Stoker’s original novel Dracula is told to its readers through a series of letters, journal entries, telegrams, and newspaper articles. Readers are told from the beginning of the novel that these records have been organized in a specific manner and that “[all] needless matters have been eliminated” (Stoker 6). We later learn that most of the novel has in fact been organized by Mina, who has transcribed the others’ journals and chosen which articles are relevant to the story. Coppola’s film touches on this aspect of the narrative very briefly through voice-overs of some journal entries and letters, but the audience is never told of Mina’s role in collating these histories. This omission, I believe, is the greatest loss and failure of Coppola’s adaptation towards Mina’s character.
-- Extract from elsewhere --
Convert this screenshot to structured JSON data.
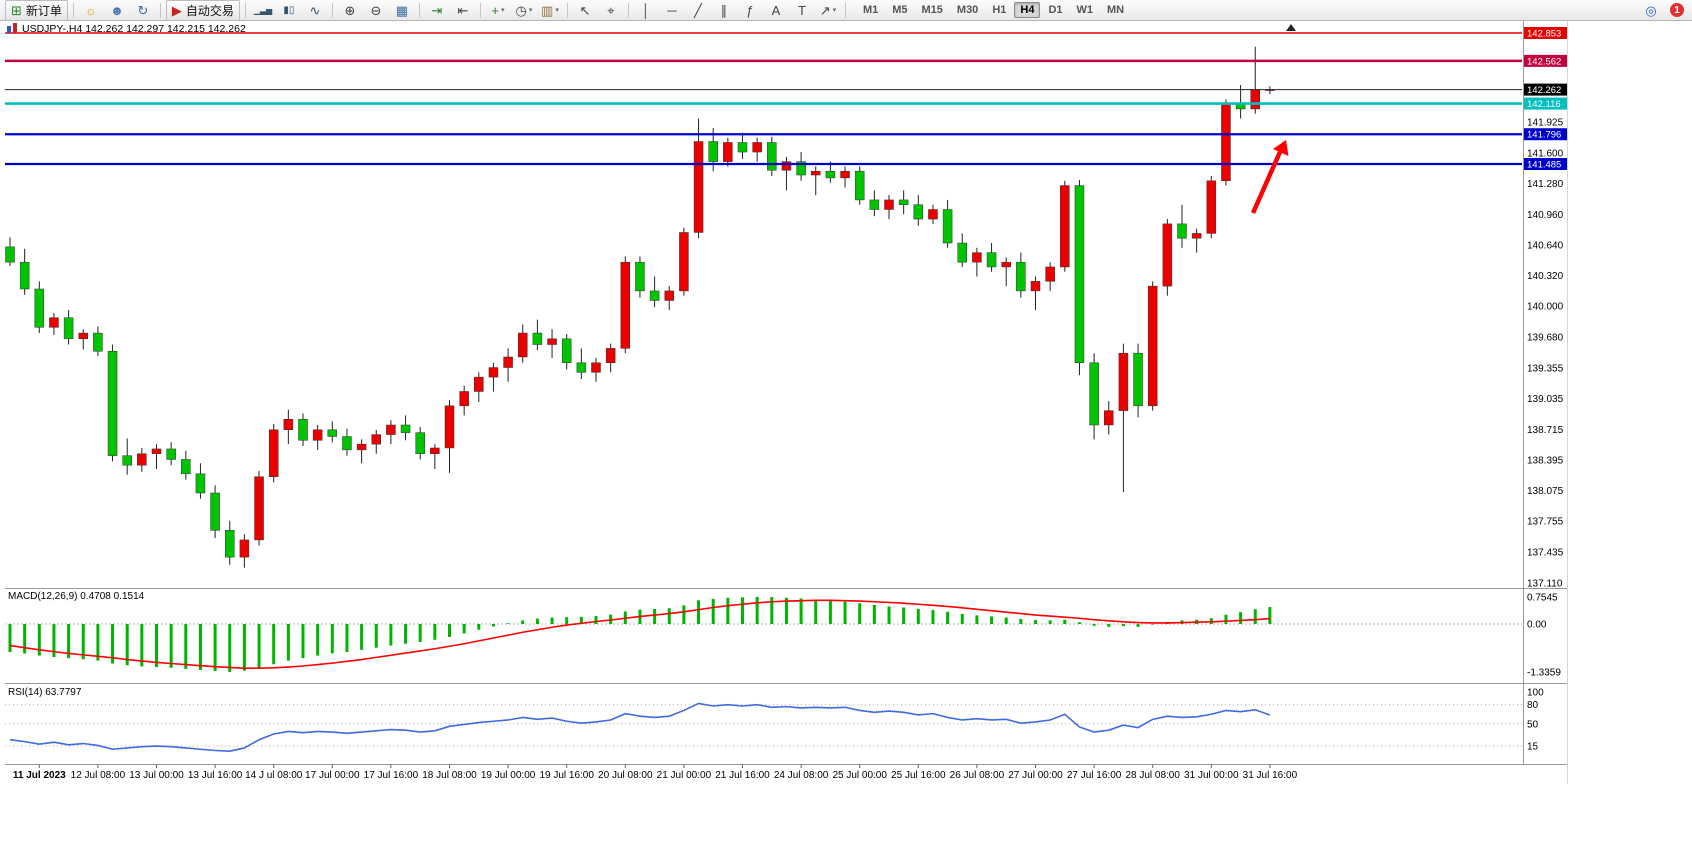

Through her collection and organization of the narrative in Stoker’s Dracula, Mina is given a voice. In Coppola’s film, it’s unclear how much of Mina’s identity is her own and how much is Elisabeta. In a famous scene from the film, Mina and Dracula drink absinthe together and she describes Dracula’s home of Transylvania, a place that she herself has never visited. She explains her knowledge of the country as Dracula’s voice “like a voice in a dream [she] cannot place.” Mina’s voice, Mina’s desires, Mina’s identity all cease to exist as she becomes Dracula’s desires made flesh. Mina’s ending in Stoker’s novel is perhaps not the most radical and it certainly doesn’t involve her grabbing a kukri knife and cutting off Dracula’s head. She ends the novel exactly as one might expect from a 19th century woman: as a mother and wife. However, Stoker also tells the readers that one day, Mina and Jonathan’s son may read their journals and letters and “know what a brave and gallant woman his mother is” (402). While she may not have complete freedom in her actions in Stoker’s novel, she is in control of the way her story is told.


Works Cited

Bram Stoker’s Dracula. Directed by Francis Ford Coppola, Film, Columbia Pictures, 1992.

Case, Alison. “Tasting the Original Apple: Gender and the Struggle for Narrative Authority in Dracula.Narrative, vol. 1, 1993, pp. 223–43. JSTOR, http://www.jstor.org/stable/20107013.

Stoker, Bram. Dracula. 1897. Edited by Maurice Hindle, Penguin Classics, 2003.